Book 1.26-28: Rich as Croesus


In 1931, Mexican archeologist Alfonso Caso excavated one of the richest Mesoamerican burial caches ever discovered from Tomb Seven at Monte Alban, center of the ancient Zapotec civilization in Oaxaca, Mexico. I was lucky enough to see an exhibition of these treasures at the Museo de las Culturas de Oaxaca in 2019. Notable artifacts include a human skull encrusted in brilliant blue lapis lazuli and an intricately carved golden pectoral depicting a figure wearing a buccal mask and an elaborate headdress. Some scholars interpret such burial customs as an ancient obsession with death, while others infer that for people to want to continue their lavish lifestyles in the next world, they must have been pretty keen on the lives they were living! Others see expensive funerals as the ultimate form of conspicuous consumption. Croesus, our next subject from The Histories, who ruled the Lydia around the same time as the early formation of Monte Alban on the other side of the earth in the sixth century BCE, has become a byword for wealth over the centuries.
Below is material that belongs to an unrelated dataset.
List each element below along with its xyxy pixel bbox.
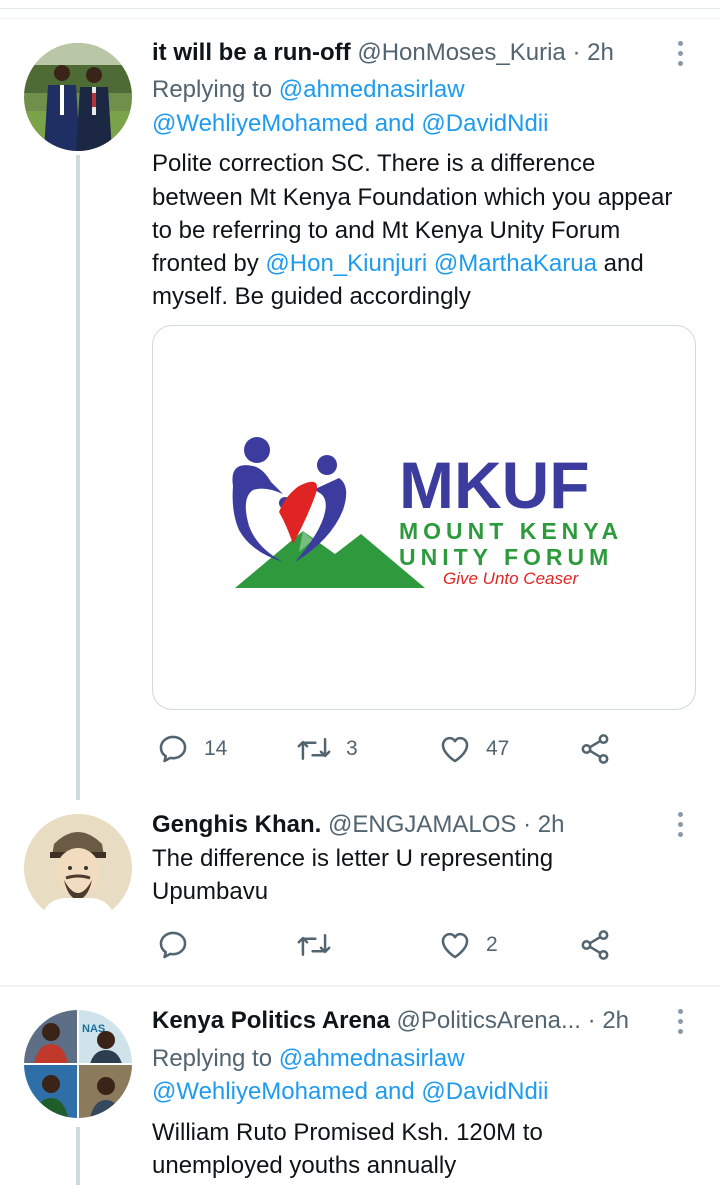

The fifth in a dynasty of conquest minded kings, Croesus was in a position to enjoy the affluence accrued by his predecessors.
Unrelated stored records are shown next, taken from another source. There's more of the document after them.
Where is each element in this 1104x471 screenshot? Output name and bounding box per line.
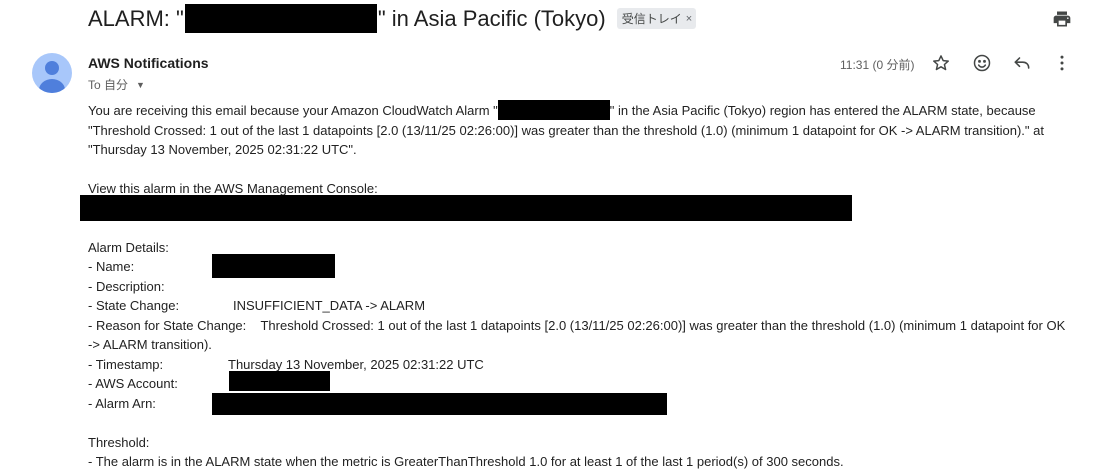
subject-suffix: " in Asia Pacific (Tokyo) bbox=[377, 5, 606, 31]
star-icon[interactable] bbox=[930, 52, 952, 74]
print-icon[interactable] bbox=[1052, 9, 1072, 29]
sender-name[interactable]: AWS Notifications bbox=[88, 55, 209, 71]
redacted-alarm-name-inline bbox=[497, 100, 610, 120]
threshold-heading: Threshold: bbox=[88, 434, 150, 450]
detail-state-change: - State Change: INSUFFICIENT_DATA -> ALA… bbox=[88, 296, 1078, 316]
recipient-details[interactable]: To 自分 ▼ bbox=[88, 76, 145, 93]
reason-value-continued: -> ALARM transition). bbox=[88, 337, 212, 352]
reason-label: - Reason for State Change: bbox=[88, 317, 247, 333]
chevron-down-icon[interactable]: ▼ bbox=[136, 80, 145, 90]
sender-avatar[interactable] bbox=[32, 53, 72, 93]
state-change-label: - State Change: bbox=[88, 298, 180, 313]
email-view: ALARM: " " in Asia Pacific (Tokyo) 受信トレイ… bbox=[0, 0, 1104, 471]
state-change-value: INSUFFICIENT_DATA -> ALARM bbox=[233, 298, 426, 313]
redacted-account-value bbox=[229, 371, 330, 391]
more-vert-icon[interactable] bbox=[1051, 52, 1073, 74]
redacted-console-link bbox=[80, 195, 852, 221]
reply-icon[interactable] bbox=[1011, 52, 1033, 74]
reason-value: Threshold Crossed: 1 out of the last 1 d… bbox=[260, 317, 1066, 333]
redacted-alarm-name bbox=[184, 4, 377, 33]
intro-text-start: You are receiving this email because you… bbox=[88, 103, 498, 118]
inbox-label-chip[interactable]: 受信トレイ × bbox=[616, 8, 697, 29]
name-label: - Name: bbox=[88, 259, 135, 274]
remove-label-icon[interactable]: × bbox=[686, 13, 692, 25]
message-time: 11:31 (0 分前) bbox=[840, 58, 915, 72]
redacted-name-value bbox=[212, 254, 335, 278]
intro-paragraph: You are receiving this email because you… bbox=[88, 100, 1078, 160]
recipient-text: To 自分 bbox=[88, 78, 129, 92]
detail-description: - Description: bbox=[88, 277, 1078, 297]
redacted-arn-value bbox=[212, 393, 667, 415]
threshold-text: - The alarm is in the ALARM state when t… bbox=[88, 454, 844, 469]
alarm-arn-label: - Alarm Arn: bbox=[88, 395, 156, 411]
subject-prefix: ALARM: " bbox=[88, 5, 184, 31]
email-subject: ALARM: " " in Asia Pacific (Tokyo) 受信トレイ… bbox=[88, 4, 697, 33]
detail-reason: - Reason for State Change: Threshold Cro… bbox=[88, 316, 1078, 355]
timestamp-label: - Timestamp: bbox=[88, 356, 164, 372]
email-body: You are receiving this email because you… bbox=[88, 100, 1078, 471]
aws-account-label: - AWS Account: bbox=[88, 376, 178, 391]
inbox-label-text: 受信トレイ bbox=[621, 12, 682, 26]
description-label: - Description: bbox=[88, 278, 165, 294]
emoji-icon[interactable] bbox=[971, 52, 993, 74]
Of course, Croesus did not sit idly by living a life of luxury. His first recorded action in The Histories is to attack the Greek people at Ephesus. I have been to Ephesus too and will find an appropriate post to discuss the archeological sites there at some point. I also find it important to remember when reading Herodotus that the differentiation between Greeks and so called barbarians is not exactly geographic, but more linguistic. Lydia and Ephesus are both in modern day Turkey. I presume Croesus spoke Lydian and the Ephesians spoke Greek. Over the course of his reign, Croesus conquered all the neighboring territories, including Phrygia, the site of Troy. After the twenty-two generations of Heraclid kings and then five additional generations from Gyges to Croesus, the Lydian Empire stands at the height of its power. But as Herodotus reminded us earlier, the House of Croesus was always doomed to fall. 
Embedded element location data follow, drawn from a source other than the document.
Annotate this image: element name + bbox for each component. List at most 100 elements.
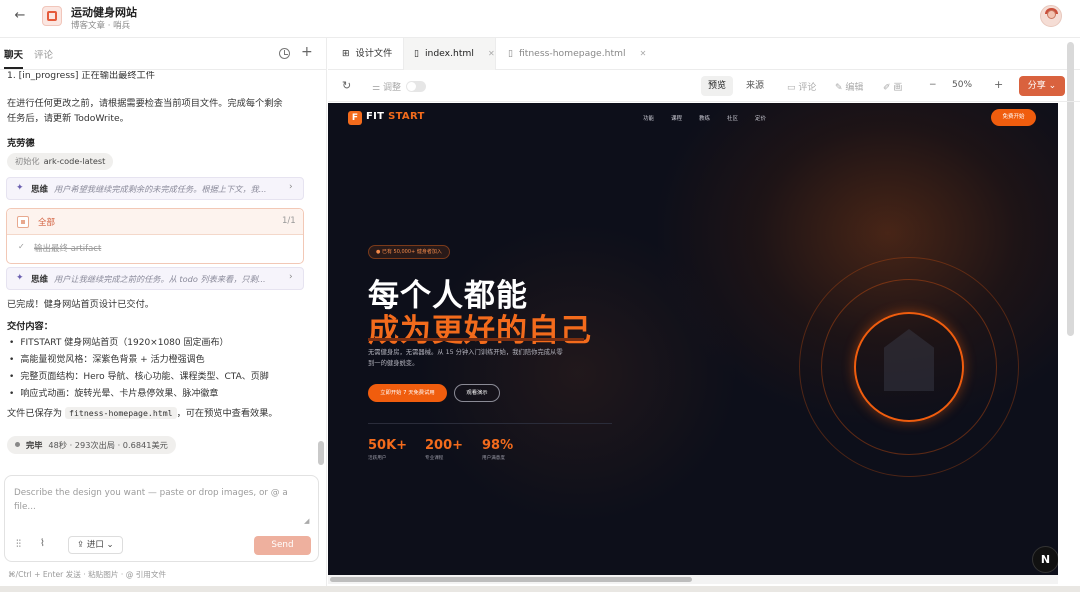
prompt-input[interactable]: Describe the design you want — paste or … [14, 486, 304, 514]
thinking-block-1[interactable]: ✦ 思维 用户希望我继续完成剩余的未完成任务。根据上下文，我... › [6, 177, 304, 200]
status-dot [15, 442, 20, 447]
close-icon[interactable]: ✕ [640, 49, 647, 58]
top-bar: ← 运动健身网站 博客文章 · 哨兵 [0, 0, 1080, 38]
comment-button[interactable]: ▭ 评论 [787, 80, 816, 93]
resize-handle-icon[interactable]: ◢ [304, 517, 309, 525]
hero-headline-2: 成为更好的自己 [368, 313, 592, 349]
share-button[interactable]: 分享 ⌄ [1019, 76, 1065, 96]
chat-scrollbar-thumb[interactable] [318, 441, 324, 465]
avatar-face [1047, 10, 1056, 19]
deliver-bullet: 响应式动画：旋转光晕、卡片悬停效果、脉冲徽章 [9, 388, 218, 401]
todo-count: 1/1 [282, 216, 296, 226]
tweak-button[interactable]: ⚌ 调整 [372, 80, 401, 93]
paperclip-icon[interactable]: ⌇ [40, 538, 45, 549]
import-button[interactable]: ⇪ 进口 ⌄ [68, 536, 123, 554]
edit-button[interactable]: ✎ 编辑 [835, 80, 863, 93]
hero-demo-button[interactable]: 观看演示 [454, 384, 500, 402]
source-mode-button[interactable]: 来源 [739, 76, 771, 96]
glow-ring-inner [854, 312, 964, 422]
left-tabs: 聊天 评论 + [0, 38, 327, 70]
todo-card: 全部 1/1 ✓ 输出最终 artifact [6, 208, 304, 264]
todo-item: 输出最终 artifact [34, 244, 102, 254]
chevron-down-icon: ⌄ [103, 540, 114, 550]
history-icon[interactable] [279, 48, 290, 59]
todo-header[interactable]: 全部 1/1 [7, 209, 303, 235]
site-nav-link[interactable]: 定价 [755, 114, 766, 122]
preview-toolbar: ↻ ⚌ 调整 预览 来源 ▭ 评论 ✎ 编辑 ✐ 画 − 50% + 分享 ⌄ [328, 71, 1080, 102]
instruction-line-1: 在进行任何更改之前，请根据需要检查当前项目文件。完成每个剩余 [7, 98, 283, 109]
import-label: 进口 [86, 540, 104, 550]
todo-header-label: 全部 [38, 218, 56, 228]
tab-index-html[interactable]: ▯ index.html ✕ [403, 38, 496, 70]
site-nav-link[interactable]: 社区 [727, 114, 738, 122]
assistant-name: 克劳德 [7, 138, 35, 149]
preview-scrollbar-thumb[interactable] [330, 577, 692, 582]
saved-suffix: ，可在预览中查看效果。 [176, 408, 278, 419]
tweak-icon: ⚌ [372, 83, 383, 93]
share-label: 分享 [1027, 81, 1046, 91]
stat-value: 50K+ [368, 438, 408, 453]
thinking-text: 用户希望我继续完成剩余的未完成任务。根据上下文，我... [54, 184, 267, 194]
user-avatar[interactable] [1040, 5, 1062, 27]
edit-icon: ✎ [835, 83, 846, 93]
comment-icon: ▭ [787, 83, 799, 93]
new-chat-plus-icon[interactable]: + [301, 44, 313, 60]
sliders-icon[interactable]: ⫶⫶ [16, 539, 21, 550]
stat-item: 200+ 专业课程 [425, 438, 463, 461]
window-bottom-edge [0, 586, 1080, 592]
stat-value: 200+ [425, 438, 464, 453]
deliver-bullet: 高能量视觉风格：深紫色背景 + 活力橙强调色 [9, 354, 204, 367]
floating-n-button[interactable]: N [1032, 546, 1058, 573]
zoom-level: 50% [952, 80, 973, 90]
tab-design-files[interactable]: ⊞ 设计文件 [342, 38, 392, 70]
edit-label: 编辑 [845, 83, 864, 93]
hero-primary-button[interactable]: 立即开始 7 天免费试用 [368, 384, 447, 402]
site-nav-cta[interactable]: 免费开始 [991, 109, 1036, 126]
draw-button[interactable]: ✐ 画 [883, 80, 902, 93]
thinking-label: 思维 [31, 275, 49, 285]
zoom-in-button[interactable]: + [994, 78, 1003, 91]
view-mode-switch: 预览 来源 [701, 76, 765, 96]
tab-fitness-homepage[interactable]: ▯ fitness-homepage.html ✕ [508, 38, 646, 70]
site-nav-link[interactable]: 课程 [671, 114, 682, 122]
brand-start: START [388, 111, 425, 122]
tweak-toggle[interactable] [406, 81, 426, 92]
zoom-out-button[interactable]: − [929, 80, 937, 90]
hero-glow [418, 223, 738, 523]
site-logo-icon[interactable]: F [348, 111, 362, 125]
project-subtitle: 博客文章 · 哨兵 [71, 21, 131, 31]
todo-list-icon [17, 216, 29, 228]
design-files-label: 设计文件 [355, 48, 393, 59]
stat-value: 98% [482, 438, 514, 453]
instruction-line-2: 任务后，请更新 TodoWrite。 [7, 113, 129, 124]
project-icon [47, 11, 57, 21]
done-status-chip: 完毕 48秒 · 293次出局 · 0.6841美元 [7, 436, 176, 454]
tweak-label: 调整 [382, 83, 401, 93]
tab-comments[interactable]: 评论 [34, 47, 53, 61]
stat-label: 活跃用户 [368, 456, 387, 461]
file-icon: ▯ [508, 49, 513, 59]
comment-label: 评论 [798, 83, 817, 93]
composer-hint: ⌘/Ctrl + Enter 发送 · 粘贴图片 · @ 引用文件 [8, 570, 167, 579]
site-nav-link[interactable]: 教练 [699, 114, 710, 122]
thinking-label: 思维 [31, 185, 49, 195]
chat-scrollbar[interactable] [317, 71, 325, 466]
site-nav-link[interactable]: 功能 [643, 114, 654, 122]
done-stats: 48秒 · 293次出局 · 0.6841美元 [48, 440, 168, 450]
thinking-block-2[interactable]: ✦ 思维 用户让我继续完成之前的任务。从 todo 列表来看，只剩... › [6, 267, 304, 290]
done-line: 已完成！健身网站首页设计已交付。 [7, 299, 154, 310]
preview-horizontal-scrollbar[interactable] [328, 575, 1058, 584]
thinking-text: 用户让我继续完成之前的任务。从 todo 列表来看，只剩... [54, 274, 266, 284]
project-logo [42, 6, 62, 26]
file-tab-label: index.html [424, 48, 474, 59]
send-button[interactable]: Send [254, 536, 311, 555]
refresh-icon[interactable]: ↻ [342, 79, 351, 92]
back-arrow-icon[interactable]: ← [12, 8, 28, 24]
file-icon: ▯ [414, 49, 419, 59]
file-tab-label: fitness-homepage.html [518, 48, 626, 59]
checkmark-icon: ✓ [18, 242, 25, 251]
preview-mode-button[interactable]: 预览 [701, 76, 733, 96]
site-brand[interactable]: FIT START [366, 111, 425, 122]
tab-chat[interactable]: 聊天 [4, 47, 24, 69]
close-icon[interactable]: ✕ [488, 49, 495, 58]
Last night, I watched Ridley Scott's newly released 2021 film House of Gucci in a nearly empty movie theater. I knew next to nothing about the real life Gucci family, so I was in for quite a surprise with the twists and turns of this fictional account of their triumphs and tragedies. Like Croesus, Maurizio Gucci, portrayed by Adam Driver, is the last scion of a powerful dynasty born from humble beginnings. In the film, Maurizio tells his wife Patrizia, Lady Gaga with one of the more outrageous affected accents in recent cinema history, his grandfather was a bellhop before he founded a fashion house. As you may remember from previous posts, Croesus's ancestor Gyges was a bodyguard before he murdered his king and married the queen. In another parallel, just as Gyges consulted the Oracle of Delphi and Croesus will do the same later on, Patrizia becomes enthralled by television psychic Giuseppina, Salma Hayek under a fright wig. The conclusion of the film sees Maurizio, by then estranged from his wife and living with his mistress, gunned down by a hired assassin in broad daylight and both Giuseppina and Patrizia on trial for conspiring the murder together. Just as the fall of the House of Gucci is inextricably linked to the advice of a dubious psychic, so the House of Croesus will meet an end through the interpretations and misinterpretations of prophecies. Croesus is already prophesied to pay the price for his ancestor's crimes, but his own choices based on further omens will cause him to lose both a beloved son and an empire.